Starting TRT, Have Some Concerns

200mg T/cyp per week is insane, read the stickies.

  1. What is hematocrit now?

  2. Probably will make this worse unless some other factor can be ID’d and managed.

  3. Do things to increase HDL [high potency B-vit complex with trace elements and iodine, fish oil, nuts, flax seed meal/oil, anti-oxidants, natural source vit-E, 5000iu Vit-D3, increase T, keep E2 in lower 20’s], you may need to donate blood or equiv, 25mg DHEA

  4. Total cholesterol of 180 is idea, do not go after low levels

  5. see thyroid basics sticky

Low T and hypo thyroid can make one fat and make fat loss impossible. Get T up, E2 down, fT3 and fT4 mid range and you should be able to go from catabolic to anabolic.

canned info here:

You really need to consider that you have a thyroid problem. The ranges are statistical norms and there are pathologies within those norms. The problem is that docs think that the norms imply normal health and do not look deeper.
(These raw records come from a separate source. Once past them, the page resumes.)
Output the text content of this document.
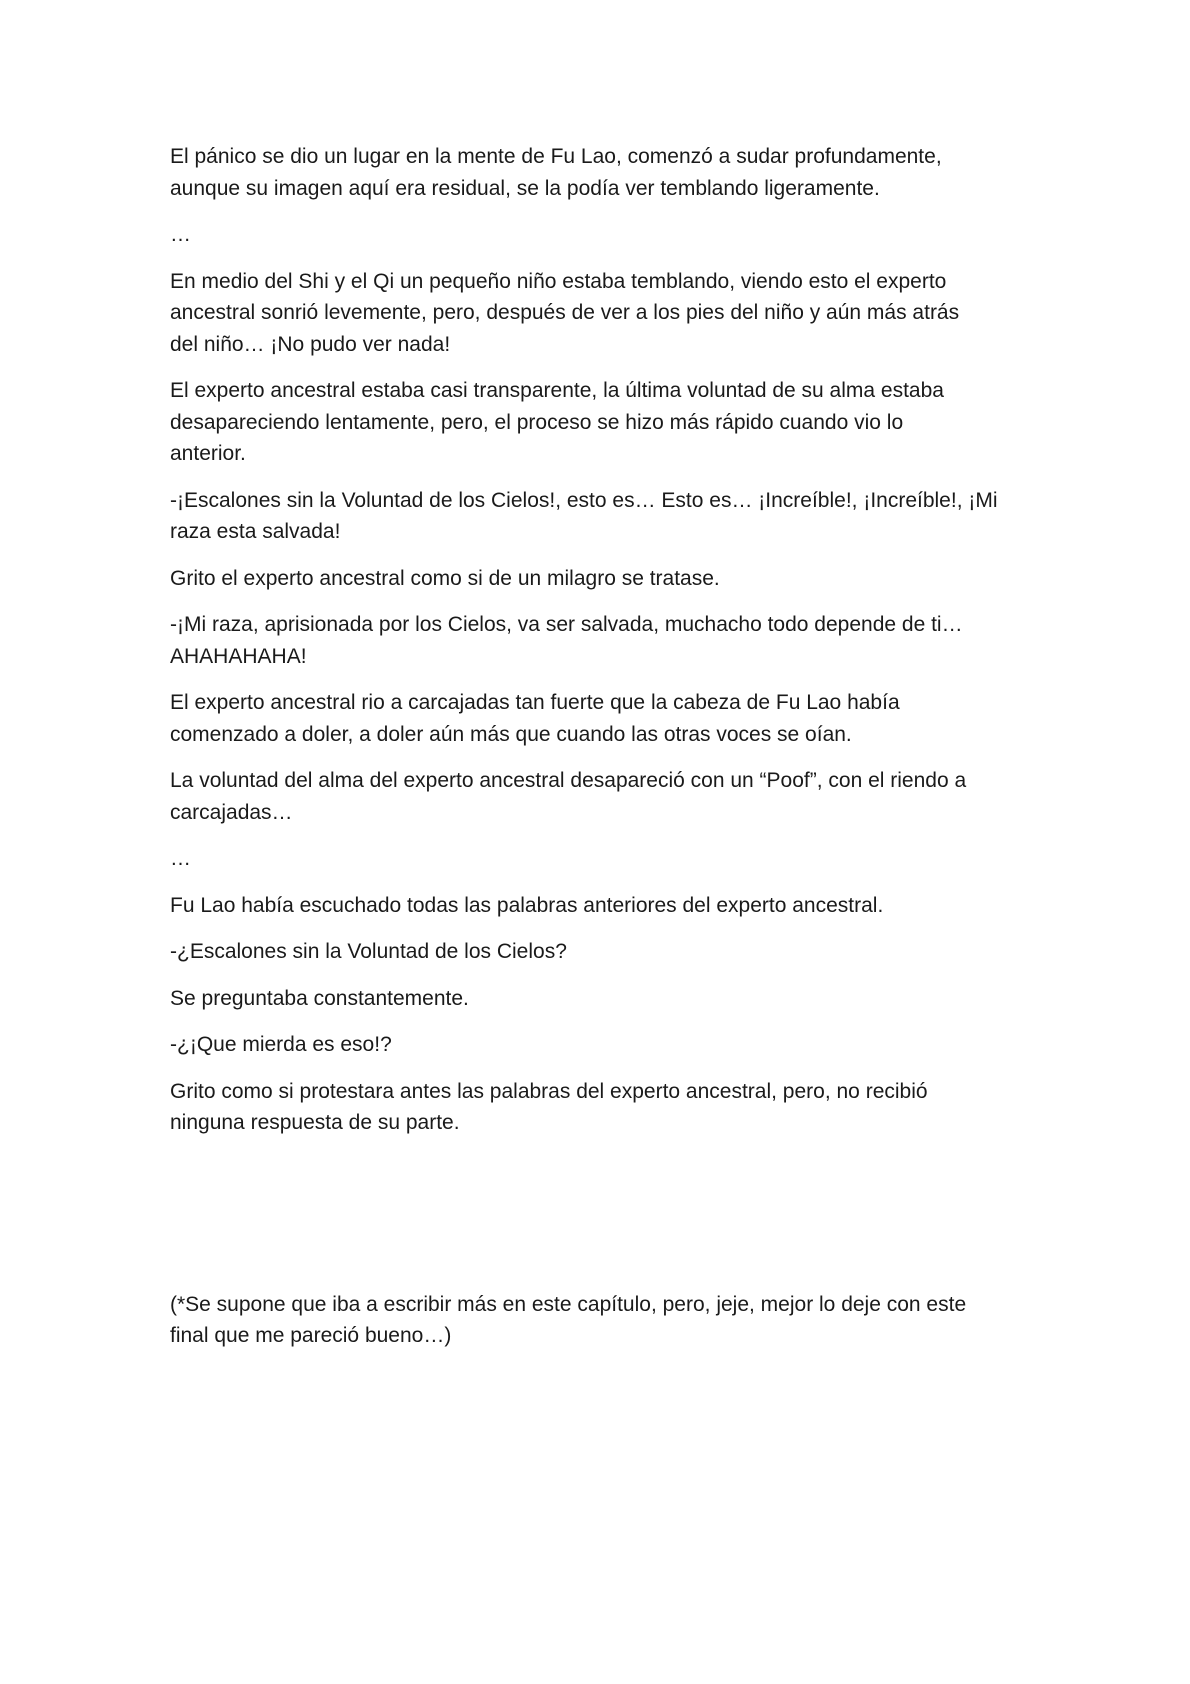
El pánico se dio un lugar en la mente de Fu Lao, comenzó a sudar profundamente,
aunque su imagen aquí era residual, se la podía ver temblando ligeramente.

…

En medio del Shi y el Qi un pequeño niño estaba temblando, viendo esto el experto
ancestral sonrió levemente, pero, después de ver a los pies del niño y aún más atrás
del niño… ¡No pudo ver nada!

El experto ancestral estaba casi transparente, la última voluntad de su alma estaba
desapareciendo lentamente, pero, el proceso se hizo más rápido cuando vio lo
anterior.

-¡Escalones sin la Voluntad de los Cielos!, esto es… Esto es… ¡Increíble!, ¡Increíble!, ¡Mi
raza esta salvada!

Grito el experto ancestral como si de un milagro se tratase.

-¡Mi raza, aprisionada por los Cielos, va ser salvada, muchacho todo depende de ti…
AHAHAHAHA!

El experto ancestral rio a carcajadas tan fuerte que la cabeza de Fu Lao había
comenzado a doler, a doler aún más que cuando las otras voces se oían.

La voluntad del alma del experto ancestral desapareció con un “Poof”, con el riendo a
carcajadas…

…

Fu Lao había escuchado todas las palabras anteriores del experto ancestral.

-¿Escalones sin la Voluntad de los Cielos?

Se preguntaba constantemente.

-¿¡Que mierda es eso!?

Grito como si protestara antes las palabras del experto ancestral, pero, no recibió
ninguna respuesta de su parte.

(*Se supone que iba a escribir más en este capítulo, pero, jeje, mejor lo deje con este
final que me pareció bueno…)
You need LH/FSH to determine is your testes are failing [primary hypogonadism] or your pituitary is not delivering LH/FSH [secondary].
You need E2 to see if that is the problem.
In your situation, one needs to test for prolactin to see if that is elevate or high, which can reduce LH and FSH. If prolactin is up, a MRI is performed to see if a pituitary adenoma is the cause.

Right now, you know you have a problem, but that is the symptom, you need a diagnosis that identifies the cause and then you deal with the cause or start TRT.

Your total cholesterol is pathologically low. Are there dietary extremes to explain this? This 140 number will be undermining your who spectrum of steroid hormones, probably vit-D as well. Some simply have low cholesterol. Don’t believe it when someone tells you that your cholesterol is healthy.

here is my canned contribution:

This is standard advice maintained here:

There is a huge amount of knowledge in the stickies. Please study these. Start with the advice for new guys sticky.

There is a lot to read there, so read carefully. There are suggestions for things that are root causes of low testosterone [T]. Low T is a symptom, not a root cause itself. But low T itself is a root cause of many of the symptoms one experiences. Note that other things cause the same spectrum of symptoms, so do not have T tunnel vision. Many docs are guilty of that and they only treat the symptom [low T] and do not attempt to find the real problem. If you go to a clinic that specializes in low T, you will get T tunnel vision for sure.

Post info about yourself as suggested in the above sticky. We need labs, almost all of your labs, not just hormones. We also need the lab ranges.

We see a very high number of thyroid issues in the population of guys that show up here. So there is a strong focus on that. Most people are iodine deficient to some degree. Your history of iodine intake from iodized salt and vitamins that list iodine is important. If you become iodine deficient, the RDA [recommended daily allowance] is inadequate for recovery of iodine stores. Please see the thyroid basics sticky for more information.

You do not want to suffer from subclinical hypothyroidism or get Rx thyroid meds to treat iodine deficiency.

If you are injecting T or contemplating that, read the protocol for injections sticky.

There are stickies for finding a TRT doc, estradiol [E2] and lab work.

Do not place your history or treatment details in the stickies! That belongs in your thread. Keep all of your posts in your thread so we can have a clear picture of your situation and needs.